Arının ölüsünün de dirisinin de işlerine yaradığını kaydeden Prof. Dr. Orhan Değer sözlerini şöyle sürdürdü:
“Arı ürünleri oldukça fazla sayıdadır. Bunlar sadece bal, polen, propolis değil, bunun yanında arının salgıladığı arı zehri var. Arıların larvaları var. Arıların ölüsü bile faydalıdır. Arının ölü veya diri larvası da işimize yarıyor. Arı tamamen bir şifa kaynağıdır. Tedavi edici hekimlerimiz yetişirse apiterpi konusunda Türkiye çok iyi bir konuma gelecektir. Bu vesile ile hem insanları ilaçtan kurtaracağımızı içerisindeki bileşenler bakterilere, virüslere, mantarlara, yaşlanmaya, damarlardaki bozukluklara karşı, alerjiğe karşı birçok sağlık noktasında bu ürünler tedavi edici potansiyelleri var. Bu çalışmaların standardize edilmesi gerekiyor. Bu çalışmaların tıbbı düzenlemesi yapılması ve yayın pozisyonuna geçilmesi gerekiyor”
“ARI ÜRÜNLERİ TIBBI KULLANIM POTANSİYELLERİ TARTIŞILDI”
Çalıştay’da arı ürünlerinin içeriği, arı ürünlerinin etki mekanizmaları ve tıbbi kullanım potansiyelleri tartışıldığını ifade eden Prof. Dr. Orhan Değer, “Bizde kendi çalışmalarımızda kanser hücre kültürleri, başta propolis olmak üzere polen ve arı sütünün anti tümör yani kanser karşıtı etkiler gösterdiğini çeşitli yayınlarda gösterdik” diye konuştu.
“VİRÜS TEKRARLARINI ENGELLEDİK”
Covid-19 döneminde etik kurul onayları ile hekim grubumuzla birlikte Covid-19 hastalarına sulu propolis ekstratı vererek tedavi süreçlerini hızlandırdık.
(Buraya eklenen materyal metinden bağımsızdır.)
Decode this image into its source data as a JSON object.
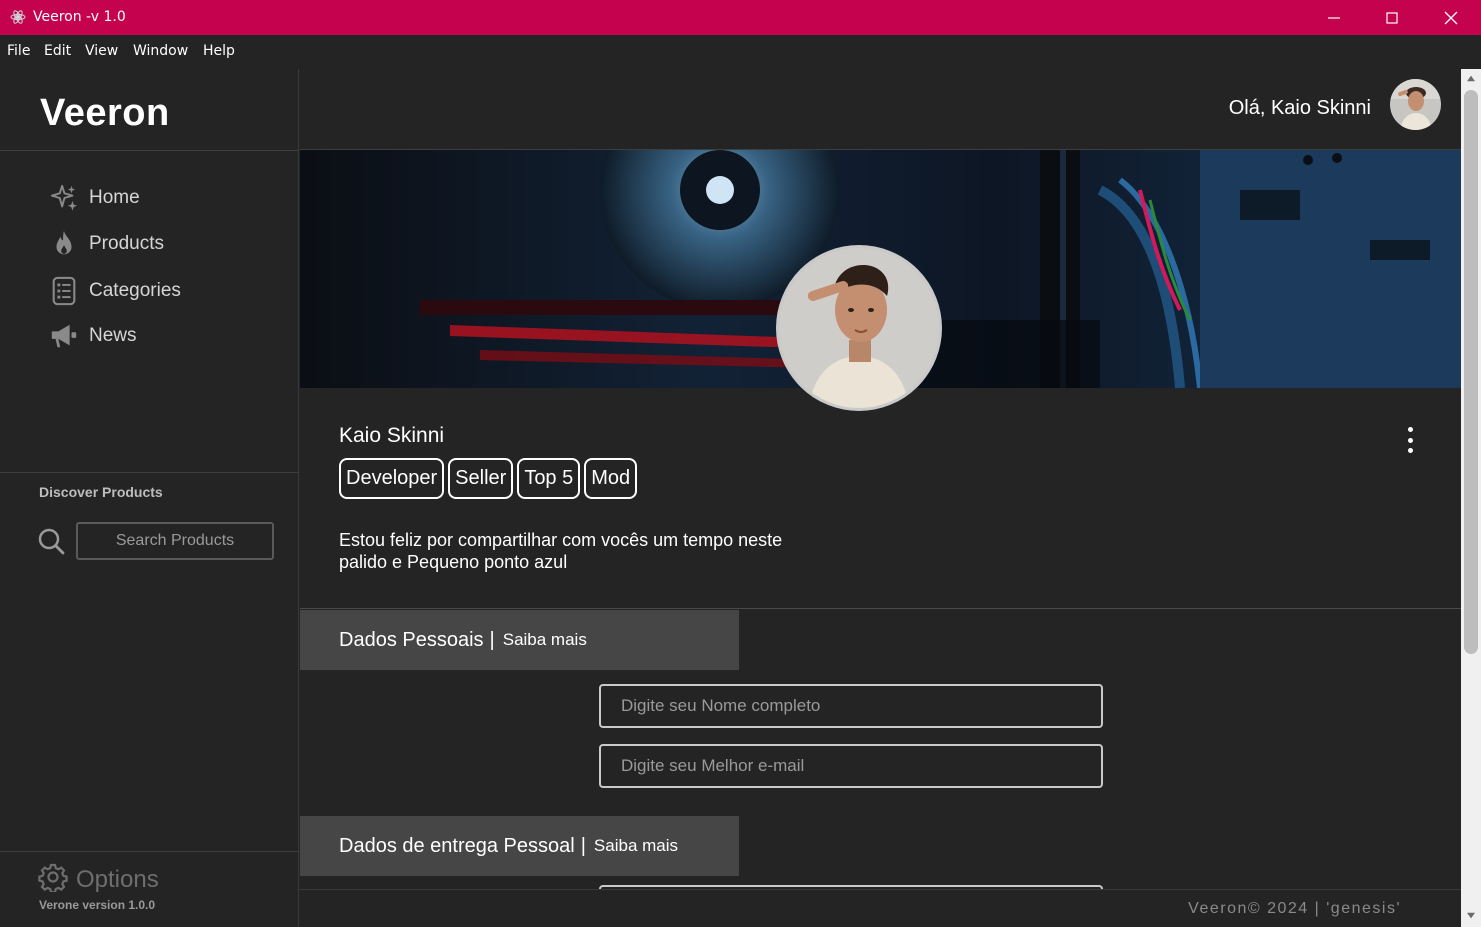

Mikrobik özeliklerini engelledik. Virüs tekrarlarını engelledik ve bunu da bu kongrede sunduk. Bu kongrede hangi propolis ürünün insanlar tarafından hem sağlıkta hem de hastalıkta daha emniyetli şekilde kullanılabileceği tartışıldı. Bu konuda tarafımdan geliştirilen sulu propolis ekstratı emniyetli şekilde kullanılabileceği sonucuna varıldı” şeklinde konuştu.
Prof. Dr. Değer, “Bugünkü Çalıştay’ıda ayrıca kozmetikte arı ürünlerinin kullanımı da gündeme geldi. Başta arı sütü olmak üzere propolis polen ve bal mumu kozmetik ürünlerde önemli katkı sağladığı anlaşıldığından bu ürünleri daha güçlü hale getireceği sonucuna varıldı” dedi.